Innergex Renewable Energy 

Risk-Adjusted Performance

9 of 100

 
Weak
 
Strong
OK
Compared to the overall equity markets, risk-adjusted returns on investments in Innergex Renewable Energy are ranked lower than 9 (%) of all global equities and portfolios over the last 90 days. Despite somewhat strong technical and fundamental indicators, Innergex Renewable is not utilizing all of its potentials. The recent stock price disturbance, may contribute to short-term losses for the investors.
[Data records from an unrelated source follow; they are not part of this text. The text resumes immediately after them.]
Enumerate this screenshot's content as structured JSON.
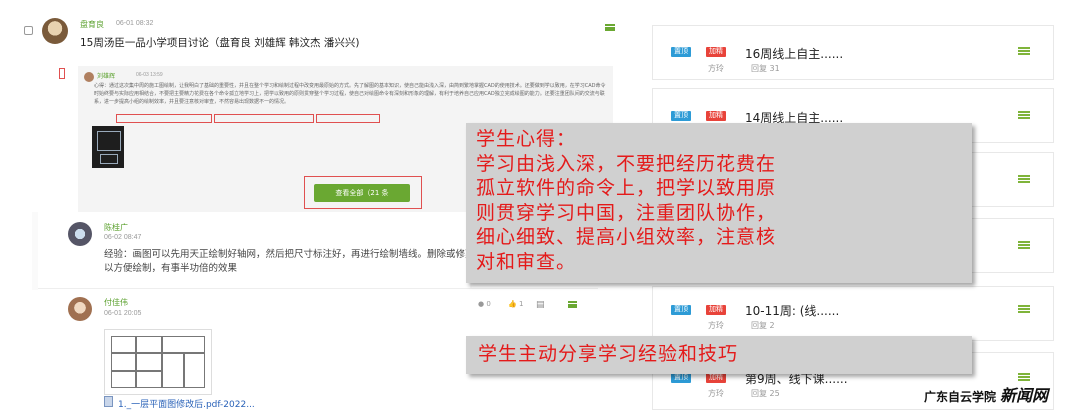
{
  "post": {
    "author": "盘育良",
    "time": "06-01 08:32",
    "title": "15周汤臣一品小学项目讨论（盘育良 刘雄辉 韩汶杰 潘兴兴)",
    "reply": {
      "author": "刘雄辉",
      "time": "06-03 13:59",
      "text": "心得：通过这次集中周的施工图绘制，让我明白了基础的重要性，并且在整个学习和绘制过程中改变用最原始的方式。先了解图的基本知识，使自己能由浅入深，由简到繁地掌握CAD的使用技术。还要做到学以致用，在学习CAD命令时始终要与实际应用相结合，不要把主要精力花费在各个命令孤立地学习上，把学以致用的原则贯穿整个学习过程，使自己对绘图命令有深刻和形象的理解，有利于培养自己应用CAD独立完成绘图的能力。还要注重团队间的交流与联系，进一步提高小组的绘制效率，并且要注意核对审查，不然容易出现数据不一的情况。",
      "hl1": "进一步提高小组的绘制效率",
      "hl2": "并且要注意核对审查",
      "view_all": "查看全部（21 条"
    }
  },
  "comment1": {
    "author": "陈桂广",
    "time": "06-02 08:47",
    "text": "经验：画图可以先用天正绘制好轴网，然后把尺寸标注好，再进行绘制墙线。删除或修剪等，可以方便绘制，有事半功倍的效果"
  },
  "comment2": {
    "author": "付佳伟",
    "time": "06-01 20:05",
    "views": "0",
    "likes": "1",
    "attachment": "1._一层平面图修改后.pdf-2022..."
  },
  "topics": [
    {
      "badge_top": "置顶",
      "badge_hot": "加精",
      "title": "16周线上自主......",
      "author": "方玲",
      "replies": "回复 31"
    },
    {
      "badge_top": "置顶",
      "badge_hot": "加精",
      "title": "14周线上自主......",
      "author": "方玲",
      "replies": "回复 ..."
    },
    {
      "badge_top": "置顶",
      "badge_hot": "加精",
      "title": "10-11周:  (线......",
      "author": "方玲",
      "replies": "回复 2"
    },
    {
      "badge_top": "置顶",
      "badge_hot": "加精",
      "title": "第9周、线下课......",
      "author": "方玲",
      "replies": "回复 25"
    }
  ],
  "overlay_main": {
    "line1": "学生心得：",
    "line2": "学习由浅入深，不要把经历花费在",
    "line3": "孤立软件的命令上，把学以致用原",
    "line4": "则贯穿学习中国，注重团队协作，",
    "line5": "细心细致、提高小组效率，注意核",
    "line6": "对和审查。"
  },
  "overlay_caption": "学生主动分享学习经验和技巧",
  "watermark": {
    "channel": "广东自云学院",
    "brand": "新闻网"
  },
  "colors": {
    "accent_green": "#6aa832",
    "badge_blue": "#2d9bd6",
    "badge_red": "#e8433a",
    "overlay_text_red": "#e41a1a"
  }
}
Sparx Technology and Innergex Renewable Volatility Contrast

   Predicted Return Density   
       Returns  

Pair Trading with Sparx Technology and Innergex Renewable

The main advantage of trading using opposite Sparx Technology and Innergex Renewable positions is that it hedges away some unsystematic risk. Because of two separate transactions, even if Sparx Technology position performs unexpectedly, Innergex Renewable can make up some of the losses. Pair trading also minimizes risk from directional movements in the market. For example, if an entire industry or sector drops because of unexpected headlines, the short position in Innergex Renewable will offset losses from the drop in Innergex Renewable's long position.
The idea behind Sparx Technology and Innergex Renewable Energy pairs trading is to make the combined position market-neutral, meaning the overall market's direction will not affect its win or loss (or potential downside or upside). This can be achieved by designing a pairs trade with two highly correlated stocks or equities that operate in a similar space or sector, making it possible to obtain profits through simple and relatively low-risk investment.
Check out your portfolio center.
Note that this page's information should be used as a complementary analysis to find the right mix of equity instruments to add to your existing portfolios or create a brand new portfolio. You can also try the Aroon Oscillator module to analyze current equity momentum using Aroon Oscillator and other momentum ratios.